Er stützte sich an eine Hausmauer und schnappte nach Luft. Eine Zukunft wählen. Den Eltern die Verheiratung eröffnen. Das Abendtechnikum. Er spürte ein Ziehen bis in die Fingerspitzen. Das Leben angehen. Doch hier stand keiner still, hier bewegte man sich. Herr Meister schielte auf die Seite.
Da gingen sie, die Herren, auf der Straße, auf dem Trottoir. Es ging vorwärts. Man bewegte sich im Leben, da war kein Halten und Einkehren. Was sollte hier einer stehen bleiben? Stehen und schauen tat man in der Natur. Am Sonntag. Dann schaute man ins Grün und gönnte dem Auge Erholung. Doch am Werktag, hier in der Stadt, hier ging man. Herr Meister scharrte mit dem Schuh. Wo wollten denn alle hin? Mit diesem aufrechten Gang, diesen festen Schritten, mit diesen blank geputzten Schuhen. In den Anzügen. Das stumme Nicken, das Ziehen des Herrenhuts. Und die Damen, sie waren hergerichtet, die Röcke standen ab, auch sie grüßten, als gäbe es was zu feiern.

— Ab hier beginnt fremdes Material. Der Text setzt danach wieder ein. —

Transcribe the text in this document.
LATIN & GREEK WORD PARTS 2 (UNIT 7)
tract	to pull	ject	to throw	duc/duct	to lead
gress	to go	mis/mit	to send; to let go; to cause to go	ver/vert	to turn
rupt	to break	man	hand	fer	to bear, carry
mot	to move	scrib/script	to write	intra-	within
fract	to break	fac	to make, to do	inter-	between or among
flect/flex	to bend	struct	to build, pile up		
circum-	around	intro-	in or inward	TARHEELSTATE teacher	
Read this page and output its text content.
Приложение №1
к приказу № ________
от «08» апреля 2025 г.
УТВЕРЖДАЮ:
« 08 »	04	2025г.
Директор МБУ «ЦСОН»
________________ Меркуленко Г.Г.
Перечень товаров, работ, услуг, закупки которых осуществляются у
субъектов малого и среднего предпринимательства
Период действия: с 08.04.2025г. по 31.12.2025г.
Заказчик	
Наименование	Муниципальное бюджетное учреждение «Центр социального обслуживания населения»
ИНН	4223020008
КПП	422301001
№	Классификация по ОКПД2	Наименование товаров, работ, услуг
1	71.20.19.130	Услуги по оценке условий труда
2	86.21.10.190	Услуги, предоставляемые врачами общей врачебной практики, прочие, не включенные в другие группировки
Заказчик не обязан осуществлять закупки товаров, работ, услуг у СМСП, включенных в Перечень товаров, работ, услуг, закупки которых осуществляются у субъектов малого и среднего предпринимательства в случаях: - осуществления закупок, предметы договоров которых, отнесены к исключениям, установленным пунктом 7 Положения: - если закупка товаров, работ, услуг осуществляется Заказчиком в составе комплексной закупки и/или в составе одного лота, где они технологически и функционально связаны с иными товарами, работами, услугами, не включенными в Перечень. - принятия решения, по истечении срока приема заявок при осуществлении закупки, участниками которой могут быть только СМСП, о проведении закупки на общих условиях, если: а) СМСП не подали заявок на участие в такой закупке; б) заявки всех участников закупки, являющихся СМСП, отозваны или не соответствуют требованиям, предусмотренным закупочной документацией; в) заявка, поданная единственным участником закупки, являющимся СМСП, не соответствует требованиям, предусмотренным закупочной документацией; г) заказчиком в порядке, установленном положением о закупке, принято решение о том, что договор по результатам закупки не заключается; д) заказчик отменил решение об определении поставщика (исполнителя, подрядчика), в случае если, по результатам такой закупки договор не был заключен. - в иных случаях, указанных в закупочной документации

Herr Meister löste sich von der Mauer. Auch er wollte gehen. Auch er wollte grüßen und den Hut ziehen, wenigstens nicken, denn einen Hut trug er nicht. Er versuchte, das Tempo aufzunehmen, mitzugehen, in diesem Aufwind, einen sicheren Gang anzuschlagen. Seine Beine schienen ihm wie die Beine eines Storchs. Ungelenk knickten sie ein. Er stakste und rang mit dem Gleichgewicht. Schlenkernd warf er die langen Beine vor sich her. Ein wackliger Gang. Die Arme schlingerten wie schief gewachsene Flügel. Es war ihm unmöglich, sich regelmäßig zu bewegen, seinen großen, schlaksigen Körper in einen geordneten Bewegungsablauf zu führen. Der Schwerpunkt in seinem Körper sprang wie ein Gummiball hin und her. Noch musste er den Blick abwenden, wenn eine Dame passierte, wenn einer den Hut lüftete. Er achtete auf die Geräusche der Straße. Ab und zu ein Auto, das vorbeirauschte, vorbeipreschte, rollend, das Knirschen der Reifen, der Abrieb auf dem unebenen Belag. Kiesel, die wegspritzten, brüchiges Gestein. Heulende Motoren, schwungvoll gefahrene quietschende Kurven und immer wieder knatternde Motorräder. Manchmal die holpernde Straßenbahn. Ein kurzes Bimmeln, auf- und abspringende Menschen, surrende Gleise. Das Klingeln der Fahrradfahrer.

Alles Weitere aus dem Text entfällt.